Mirbeau sur Internet

La Société Mirbeau a également réalisé un énorme travail sur Internet, où l’écrivain est à coup sûr un des écrivains français les mieux servis.
* Grâce à nos deux webmasters successifs, Fabien Soldà et Michel Ardouin, nous disposons d’un site web et d’un portail multilingues abondamment illustrés, constamment mis à jour et bien fréquentés. Ils comportent quantité de brèves synthèses sur la vie, l’œuvre et les combats de Mirbeau et disposent de pages propres en une vingtaine de langues, ce qui est, je pense, tout à fait unique. Dans la partie « Études » du site principal et dans les pages en langues étrangères du portail et du site principal, on trouve plus de 800 liens conduisant à des articles et à des études en une trentaine de langues, accessibles gratuitement en ligne, ce qui est également tout à fait exceptionnel.
* Tout aussi exceptionnel est le Dictionnaire Octave Mirbeau, qui n’existe pas seulement sous la forme papier, en co-édition avec l’Age d’Homme, mais aussi en version électronique en accès libre et gratuit.

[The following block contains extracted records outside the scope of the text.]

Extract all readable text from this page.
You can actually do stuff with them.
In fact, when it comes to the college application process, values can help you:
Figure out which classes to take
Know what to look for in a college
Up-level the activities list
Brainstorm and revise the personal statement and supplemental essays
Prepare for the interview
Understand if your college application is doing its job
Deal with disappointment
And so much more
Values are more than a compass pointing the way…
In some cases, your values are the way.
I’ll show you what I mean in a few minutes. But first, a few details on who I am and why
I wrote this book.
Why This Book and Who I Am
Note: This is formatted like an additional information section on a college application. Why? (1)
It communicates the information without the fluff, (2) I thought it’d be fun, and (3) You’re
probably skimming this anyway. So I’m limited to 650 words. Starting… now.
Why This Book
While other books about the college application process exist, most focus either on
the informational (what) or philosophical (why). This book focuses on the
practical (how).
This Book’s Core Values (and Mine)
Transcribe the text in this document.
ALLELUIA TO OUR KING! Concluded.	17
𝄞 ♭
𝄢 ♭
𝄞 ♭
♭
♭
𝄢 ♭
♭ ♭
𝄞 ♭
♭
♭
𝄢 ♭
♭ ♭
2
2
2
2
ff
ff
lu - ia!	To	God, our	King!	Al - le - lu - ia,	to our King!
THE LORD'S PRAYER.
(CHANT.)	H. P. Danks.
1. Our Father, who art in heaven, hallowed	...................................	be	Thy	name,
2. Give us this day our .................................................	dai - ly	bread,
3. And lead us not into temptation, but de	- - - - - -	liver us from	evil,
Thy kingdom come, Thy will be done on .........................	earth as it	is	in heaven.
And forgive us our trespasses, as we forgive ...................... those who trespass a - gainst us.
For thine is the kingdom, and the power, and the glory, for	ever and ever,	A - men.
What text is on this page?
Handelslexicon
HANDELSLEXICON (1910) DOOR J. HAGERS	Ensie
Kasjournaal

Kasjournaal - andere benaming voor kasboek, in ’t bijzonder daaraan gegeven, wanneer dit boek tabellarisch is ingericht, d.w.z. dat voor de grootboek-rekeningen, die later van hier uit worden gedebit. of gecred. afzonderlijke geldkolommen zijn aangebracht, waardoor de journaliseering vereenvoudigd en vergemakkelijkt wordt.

Gros de 1 500 notices, il a reçu la bagatelle de 350 000 visites en trente-trois mois, à raison de 250 par jour pendant les deux premières années, moyenne montée à quelque 350 visites quotidiennes depuis trois mois. Par rapport au volume papier, la version en ligne présente l’avantage de permettre, par un simple clic, d’accéder directement aux textes évoqués dans la notice ou aux études citées dans les bibliographies. Il constitue un outil de recherche et de réflexion extrêmement précieux, non seulement pour les mirbeauphiles et les chercheurs, mais, au-delà, pour tous ceux qui s’intéressent à la littérature, à l’histoire, à l’art et à la philosophie.
* Énorme travail également sur Wikipedia, l’encyclopédie internationale du Net, qui présente le très grand intérêt d’être l’outil le plus utilisé par le grand public à la recherche d’informations, en quelque langue que ce soit. Là aussi Mirbeau est un des auteurs les mieux lotis : il dispose de notices en 121 langues, dont une trentaine sont substantielles, ses œuvres ont droit à 199 notices en 31 langues, ses personnages à 44 notices en quatre langues, auxquelles il convient d’ajouter 19 notices “para-mirbelliennes”, soit en tout 383 notices. À côté de Wikipedia existent d’autres ressources considérables fournies par Wikimedia (ytès abondant répertoire d’images), Wikiquotes (très nombreuses citations de Mirbeau en sept langues, y compris l’hébreu), et surtout Wikisource  : presque toute l’œuvre littéraire de Mirbeau, qui se trouve dans le domaine public, y est en accès libre, ainsi qu’un grand nombre de contes, de dialogues et d’articles, qui ont fourni la matière d’un énorme volume de La Bibliothèque Digitale. Pour ce qui est de l’œuvre romanesque, elle est surtout accessible sur le site des Éditions du Boucher, mais aussi sur Scribd, sur Google Books, et d’autres sites encore, ce qui garantit un nombre élevé de lecteurs.
* Sur Scribd ont été mis en ligne, par nos soins, environ 1 200 textes et œuvres littéraires de Mirbeau et articles sur lui, en trente langues, qui s’ajoutent aux textes de Mirbeau mises en ligne par d’autres internautes. Le total cumulé des visites approche 1 400 000…
Grâce aux Éditions du Boucher, à Wikisource et à Scribd, qui mettent une énorme quantité de textes et d’œuvres à la portée du plus grand nombre, on a vu se multiplier, depuis quelques années, les lectures à haute voix d’œuvres intégrales (notamment sur Littérature Audio), les adaptations théâtrales, les rééditions en français (en livres papier et en livres numériques) et les traductions en toutes sortes de langues, autant de symptômes d’une reconnaissance qui, pour être tardive, n’en a que plus de prix.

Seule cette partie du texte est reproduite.